I used to just top this oatmeal with nutritional yeast, but I’ve recently acquired a taste for Daiya mozzarella shreds (just don’t give me the cheddar…). Although I know fake meats and cheeses aren’t the healthiest of foods, but they’re so fun to experiment with from time to time.
This recipe can be customized to your liking. Whatever toppings you like on your pizza, put in this oatmeal! For example, I love veggies and pineapple pizza, so that’s what I used in my oatmeal. You can make this really simple (with just mushrooms, for example), or you can go all out and throw in ALL THE TOPPINGS! Personally, in this case, I think the more, the merrier. When I have it, I love adding soy chorizo!
What you'll need:
- Your favorite pizza toppings*
- 2/3 cup water or milk of choice
- 1/2 cup rolled oats (I use Country Choice Organic)

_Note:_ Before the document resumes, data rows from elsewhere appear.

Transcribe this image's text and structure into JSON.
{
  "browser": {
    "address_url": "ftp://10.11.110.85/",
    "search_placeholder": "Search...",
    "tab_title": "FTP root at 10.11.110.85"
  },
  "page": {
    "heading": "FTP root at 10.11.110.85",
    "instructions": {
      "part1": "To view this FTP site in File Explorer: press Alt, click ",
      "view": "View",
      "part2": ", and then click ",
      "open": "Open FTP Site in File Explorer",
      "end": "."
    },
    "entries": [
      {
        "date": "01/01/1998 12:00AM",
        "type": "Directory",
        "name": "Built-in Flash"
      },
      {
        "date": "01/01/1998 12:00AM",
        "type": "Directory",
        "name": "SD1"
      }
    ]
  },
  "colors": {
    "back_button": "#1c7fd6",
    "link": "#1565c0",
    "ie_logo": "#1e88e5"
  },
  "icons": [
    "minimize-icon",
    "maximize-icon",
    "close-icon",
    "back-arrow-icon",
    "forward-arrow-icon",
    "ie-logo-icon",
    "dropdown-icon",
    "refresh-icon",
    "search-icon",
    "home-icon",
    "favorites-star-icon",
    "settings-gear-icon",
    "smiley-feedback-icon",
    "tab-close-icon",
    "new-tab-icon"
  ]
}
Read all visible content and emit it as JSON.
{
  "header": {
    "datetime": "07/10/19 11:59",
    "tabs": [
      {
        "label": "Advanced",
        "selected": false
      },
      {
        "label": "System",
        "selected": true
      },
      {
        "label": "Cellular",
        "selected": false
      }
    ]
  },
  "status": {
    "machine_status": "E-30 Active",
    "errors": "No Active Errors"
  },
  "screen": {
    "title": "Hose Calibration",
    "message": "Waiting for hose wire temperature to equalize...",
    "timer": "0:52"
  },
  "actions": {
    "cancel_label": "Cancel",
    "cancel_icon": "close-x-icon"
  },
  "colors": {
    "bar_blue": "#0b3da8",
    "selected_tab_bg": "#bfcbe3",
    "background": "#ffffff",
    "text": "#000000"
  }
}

- 1/3 cup pizza/marinara sauce
- pinch of salt
- 1/8 tsp GoVeggie! vegan parmesan (optional)
- Daiya mozzarella shreds (optional)
How to make it:
- Prepare your pizza toppings as necessary. (I chop everything into bite-sized pieces. Then, I cook them in a thin layer of water in a skillet in the order of length required to cook. For example, broccoli goes in first, and olives go in last since they don't need to cook--just heat.)
- Bring water (or milk) to a boil in a saucepan, add oats, and reduce heat to medium.
- Once more of the liquid has absorbed, add pizza sauce, salt, and optional parmesan.
- When you're pleased with the consistency of the oatmeal, stir in your preferred pizza toppings.
- Transfer to a bowl. Top with optional Daiya (or similar) mozzarella shreds. You could also top with crushed red pepper or fresh basil.
Just an FYI:
*I love mushrooms, broccoli, bell pepper, jalapeno pepper, banana pepper, spinach or kale, pineapple, soyrizo, and black olives.